BACKGROUND: Pulmonary autograft dilatation after Ross operation often necessitates reoperation. To understand autograft remodeling, a biomechanical understanding of human autografts after exposure to systemic pressure is required. We previously developed an ex vivo human pulmonary autograft finite element (FE) model to predict wall stress after exposure to systemic pressure. However, autograft material properties vary significantly among individuals. Our study aim was to quantify range of wall stress changes in a human autograft after Ross operation prior to remodeling based upon normal variation in human autograft mechanical properties.

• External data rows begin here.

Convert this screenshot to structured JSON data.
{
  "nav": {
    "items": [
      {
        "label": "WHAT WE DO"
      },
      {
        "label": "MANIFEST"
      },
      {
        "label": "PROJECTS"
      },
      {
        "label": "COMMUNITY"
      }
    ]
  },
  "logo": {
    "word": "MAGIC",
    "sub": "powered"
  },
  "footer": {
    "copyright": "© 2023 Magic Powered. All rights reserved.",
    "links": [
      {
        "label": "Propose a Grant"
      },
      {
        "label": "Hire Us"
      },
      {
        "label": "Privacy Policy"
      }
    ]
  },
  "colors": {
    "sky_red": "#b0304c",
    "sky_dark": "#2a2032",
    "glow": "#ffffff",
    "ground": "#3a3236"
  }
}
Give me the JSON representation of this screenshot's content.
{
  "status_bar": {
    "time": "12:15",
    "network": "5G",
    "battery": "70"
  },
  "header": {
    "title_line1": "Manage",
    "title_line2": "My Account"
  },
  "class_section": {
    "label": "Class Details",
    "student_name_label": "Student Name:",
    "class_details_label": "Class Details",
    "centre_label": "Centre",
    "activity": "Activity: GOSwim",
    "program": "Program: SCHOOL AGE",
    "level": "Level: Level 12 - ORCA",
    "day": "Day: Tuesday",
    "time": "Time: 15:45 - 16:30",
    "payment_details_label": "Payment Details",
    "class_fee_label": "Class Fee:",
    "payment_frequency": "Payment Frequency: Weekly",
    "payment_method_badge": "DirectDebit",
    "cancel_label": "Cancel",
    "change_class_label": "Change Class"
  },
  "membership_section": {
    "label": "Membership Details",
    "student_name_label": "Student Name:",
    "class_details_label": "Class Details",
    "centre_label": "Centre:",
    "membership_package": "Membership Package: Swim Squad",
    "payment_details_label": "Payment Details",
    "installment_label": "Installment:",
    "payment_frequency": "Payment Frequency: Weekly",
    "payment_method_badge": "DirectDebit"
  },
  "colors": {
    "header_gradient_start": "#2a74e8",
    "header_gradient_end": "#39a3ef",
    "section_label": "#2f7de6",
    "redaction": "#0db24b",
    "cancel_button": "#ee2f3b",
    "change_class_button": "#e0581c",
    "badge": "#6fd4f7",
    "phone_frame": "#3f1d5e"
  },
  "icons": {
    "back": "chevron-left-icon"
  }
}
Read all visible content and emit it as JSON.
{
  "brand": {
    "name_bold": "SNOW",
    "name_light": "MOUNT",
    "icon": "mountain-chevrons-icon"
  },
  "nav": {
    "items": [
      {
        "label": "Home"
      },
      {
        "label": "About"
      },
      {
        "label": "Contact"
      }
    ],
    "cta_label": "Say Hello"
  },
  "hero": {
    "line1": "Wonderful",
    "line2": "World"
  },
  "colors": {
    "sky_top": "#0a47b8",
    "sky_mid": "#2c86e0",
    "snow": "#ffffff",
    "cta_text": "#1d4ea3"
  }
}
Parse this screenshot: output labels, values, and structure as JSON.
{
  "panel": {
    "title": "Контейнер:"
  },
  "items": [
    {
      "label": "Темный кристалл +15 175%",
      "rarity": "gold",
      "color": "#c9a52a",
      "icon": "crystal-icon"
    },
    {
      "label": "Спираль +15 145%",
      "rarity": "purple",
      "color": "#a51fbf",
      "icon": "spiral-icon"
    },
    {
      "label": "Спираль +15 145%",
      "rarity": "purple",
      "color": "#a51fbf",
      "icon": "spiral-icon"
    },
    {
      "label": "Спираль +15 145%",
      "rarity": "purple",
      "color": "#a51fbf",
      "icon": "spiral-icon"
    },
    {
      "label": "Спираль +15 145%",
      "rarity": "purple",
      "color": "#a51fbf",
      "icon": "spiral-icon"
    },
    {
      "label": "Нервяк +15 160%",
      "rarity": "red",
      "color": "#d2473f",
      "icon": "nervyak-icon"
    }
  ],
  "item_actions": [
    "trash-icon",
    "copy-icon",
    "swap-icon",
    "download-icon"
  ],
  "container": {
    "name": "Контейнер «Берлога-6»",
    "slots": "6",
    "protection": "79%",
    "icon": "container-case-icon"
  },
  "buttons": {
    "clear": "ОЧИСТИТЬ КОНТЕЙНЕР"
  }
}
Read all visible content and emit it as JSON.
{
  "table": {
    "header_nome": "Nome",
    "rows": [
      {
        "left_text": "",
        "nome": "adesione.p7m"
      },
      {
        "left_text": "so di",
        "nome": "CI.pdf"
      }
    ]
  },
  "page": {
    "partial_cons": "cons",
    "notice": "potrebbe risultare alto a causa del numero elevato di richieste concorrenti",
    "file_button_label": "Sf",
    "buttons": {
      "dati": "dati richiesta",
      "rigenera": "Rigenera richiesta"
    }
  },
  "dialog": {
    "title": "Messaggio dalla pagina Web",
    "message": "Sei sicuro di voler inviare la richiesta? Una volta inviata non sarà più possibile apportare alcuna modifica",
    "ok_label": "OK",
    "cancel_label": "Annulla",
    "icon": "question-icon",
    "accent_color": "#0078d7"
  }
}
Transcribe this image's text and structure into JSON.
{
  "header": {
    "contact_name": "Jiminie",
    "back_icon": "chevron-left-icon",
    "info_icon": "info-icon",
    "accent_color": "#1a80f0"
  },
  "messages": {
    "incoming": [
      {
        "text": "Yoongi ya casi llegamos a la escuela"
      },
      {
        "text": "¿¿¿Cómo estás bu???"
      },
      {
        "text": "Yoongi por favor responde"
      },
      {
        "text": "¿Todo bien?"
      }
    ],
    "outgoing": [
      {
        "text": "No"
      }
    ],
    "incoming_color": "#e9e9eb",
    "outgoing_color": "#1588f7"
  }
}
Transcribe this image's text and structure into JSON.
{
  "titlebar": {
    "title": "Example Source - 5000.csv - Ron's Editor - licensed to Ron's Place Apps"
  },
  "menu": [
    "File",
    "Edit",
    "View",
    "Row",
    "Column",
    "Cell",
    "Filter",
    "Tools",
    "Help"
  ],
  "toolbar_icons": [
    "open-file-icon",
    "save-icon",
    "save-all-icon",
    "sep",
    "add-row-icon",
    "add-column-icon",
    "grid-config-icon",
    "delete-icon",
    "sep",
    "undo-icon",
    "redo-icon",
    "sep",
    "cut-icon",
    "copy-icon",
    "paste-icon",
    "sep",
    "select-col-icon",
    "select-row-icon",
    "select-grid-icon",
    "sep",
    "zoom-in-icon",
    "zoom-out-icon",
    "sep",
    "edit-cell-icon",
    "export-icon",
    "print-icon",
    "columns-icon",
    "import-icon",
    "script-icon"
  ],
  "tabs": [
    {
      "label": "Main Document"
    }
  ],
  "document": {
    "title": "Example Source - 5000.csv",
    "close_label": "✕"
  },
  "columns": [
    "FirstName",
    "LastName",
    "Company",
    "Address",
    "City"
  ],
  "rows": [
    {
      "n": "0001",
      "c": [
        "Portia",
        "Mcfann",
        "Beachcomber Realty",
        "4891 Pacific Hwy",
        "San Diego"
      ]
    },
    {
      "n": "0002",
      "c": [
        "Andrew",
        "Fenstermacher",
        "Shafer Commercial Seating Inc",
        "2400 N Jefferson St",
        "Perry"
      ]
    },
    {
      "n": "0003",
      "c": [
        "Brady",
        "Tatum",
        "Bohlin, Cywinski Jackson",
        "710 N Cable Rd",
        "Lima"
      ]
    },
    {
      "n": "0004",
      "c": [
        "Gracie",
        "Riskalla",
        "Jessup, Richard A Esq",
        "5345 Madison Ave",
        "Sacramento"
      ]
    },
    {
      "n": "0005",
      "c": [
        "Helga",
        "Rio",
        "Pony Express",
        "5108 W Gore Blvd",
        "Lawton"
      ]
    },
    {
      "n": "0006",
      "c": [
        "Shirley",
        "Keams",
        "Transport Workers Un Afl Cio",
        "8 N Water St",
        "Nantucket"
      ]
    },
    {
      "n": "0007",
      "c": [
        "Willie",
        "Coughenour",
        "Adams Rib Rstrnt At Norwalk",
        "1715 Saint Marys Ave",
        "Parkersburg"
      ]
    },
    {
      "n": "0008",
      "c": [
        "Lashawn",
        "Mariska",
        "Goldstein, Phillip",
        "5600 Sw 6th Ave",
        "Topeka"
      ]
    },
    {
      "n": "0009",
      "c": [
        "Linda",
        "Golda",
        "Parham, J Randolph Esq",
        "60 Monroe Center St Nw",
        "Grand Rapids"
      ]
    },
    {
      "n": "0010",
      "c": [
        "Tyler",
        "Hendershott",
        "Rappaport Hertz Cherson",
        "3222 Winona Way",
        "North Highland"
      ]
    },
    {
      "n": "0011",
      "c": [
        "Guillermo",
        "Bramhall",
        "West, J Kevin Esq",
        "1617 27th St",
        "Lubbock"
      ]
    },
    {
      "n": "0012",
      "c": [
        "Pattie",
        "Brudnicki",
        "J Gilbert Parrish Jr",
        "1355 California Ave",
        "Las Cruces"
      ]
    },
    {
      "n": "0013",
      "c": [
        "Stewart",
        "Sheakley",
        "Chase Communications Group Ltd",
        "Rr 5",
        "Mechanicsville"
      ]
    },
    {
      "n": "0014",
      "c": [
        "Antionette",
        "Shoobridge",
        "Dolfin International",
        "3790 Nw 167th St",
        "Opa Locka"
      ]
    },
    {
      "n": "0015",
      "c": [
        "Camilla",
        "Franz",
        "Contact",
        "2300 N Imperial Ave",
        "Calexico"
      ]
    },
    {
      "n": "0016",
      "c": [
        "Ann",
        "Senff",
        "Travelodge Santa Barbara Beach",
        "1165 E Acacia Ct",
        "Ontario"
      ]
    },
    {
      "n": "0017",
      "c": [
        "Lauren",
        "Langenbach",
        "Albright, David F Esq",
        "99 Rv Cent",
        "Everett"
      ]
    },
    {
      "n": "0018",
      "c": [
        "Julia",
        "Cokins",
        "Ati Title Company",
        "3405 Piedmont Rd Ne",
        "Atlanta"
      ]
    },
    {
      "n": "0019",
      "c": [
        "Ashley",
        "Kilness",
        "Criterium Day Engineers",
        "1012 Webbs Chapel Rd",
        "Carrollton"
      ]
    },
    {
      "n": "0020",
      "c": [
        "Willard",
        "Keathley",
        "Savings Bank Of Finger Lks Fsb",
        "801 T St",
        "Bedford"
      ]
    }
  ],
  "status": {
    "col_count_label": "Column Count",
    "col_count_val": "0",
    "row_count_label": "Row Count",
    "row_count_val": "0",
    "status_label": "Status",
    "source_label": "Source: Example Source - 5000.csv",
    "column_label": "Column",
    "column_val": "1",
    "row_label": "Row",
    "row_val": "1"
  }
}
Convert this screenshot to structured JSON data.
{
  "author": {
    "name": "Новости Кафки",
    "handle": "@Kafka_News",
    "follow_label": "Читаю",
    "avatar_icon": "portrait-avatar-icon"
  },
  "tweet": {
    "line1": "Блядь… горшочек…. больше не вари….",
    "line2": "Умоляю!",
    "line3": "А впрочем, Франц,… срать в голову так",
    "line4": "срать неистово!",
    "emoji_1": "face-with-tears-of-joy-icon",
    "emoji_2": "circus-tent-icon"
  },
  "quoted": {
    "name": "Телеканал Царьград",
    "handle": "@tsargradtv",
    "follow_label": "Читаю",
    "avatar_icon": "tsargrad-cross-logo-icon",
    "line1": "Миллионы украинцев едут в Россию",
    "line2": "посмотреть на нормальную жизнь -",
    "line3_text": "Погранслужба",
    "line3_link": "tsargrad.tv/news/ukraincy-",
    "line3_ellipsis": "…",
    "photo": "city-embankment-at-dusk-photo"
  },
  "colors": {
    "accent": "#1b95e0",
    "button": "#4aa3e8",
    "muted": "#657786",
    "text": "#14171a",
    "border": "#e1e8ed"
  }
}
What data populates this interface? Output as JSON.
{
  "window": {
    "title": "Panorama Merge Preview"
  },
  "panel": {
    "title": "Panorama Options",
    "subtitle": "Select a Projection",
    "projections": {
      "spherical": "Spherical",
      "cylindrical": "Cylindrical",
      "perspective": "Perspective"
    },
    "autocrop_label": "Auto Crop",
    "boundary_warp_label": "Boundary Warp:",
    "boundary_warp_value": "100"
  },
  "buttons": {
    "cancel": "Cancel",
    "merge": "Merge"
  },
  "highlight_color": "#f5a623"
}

METHODS: A normal human autograft FE model was loaded to pulmonary and systemic arterial pressures. Stress-strain data of normal human autografts (n=24) were incorporated into an Ogden hyper-elastic model to describe autograft mechanical behavior. Autograft wall stresses at pulmonary vs. systemic pressures were examined. Autograft volume-based stress analysis was performed, based on percentage of autograft element volume exceeding 1 standard deviation (SD) above group mean stress at systemic systole.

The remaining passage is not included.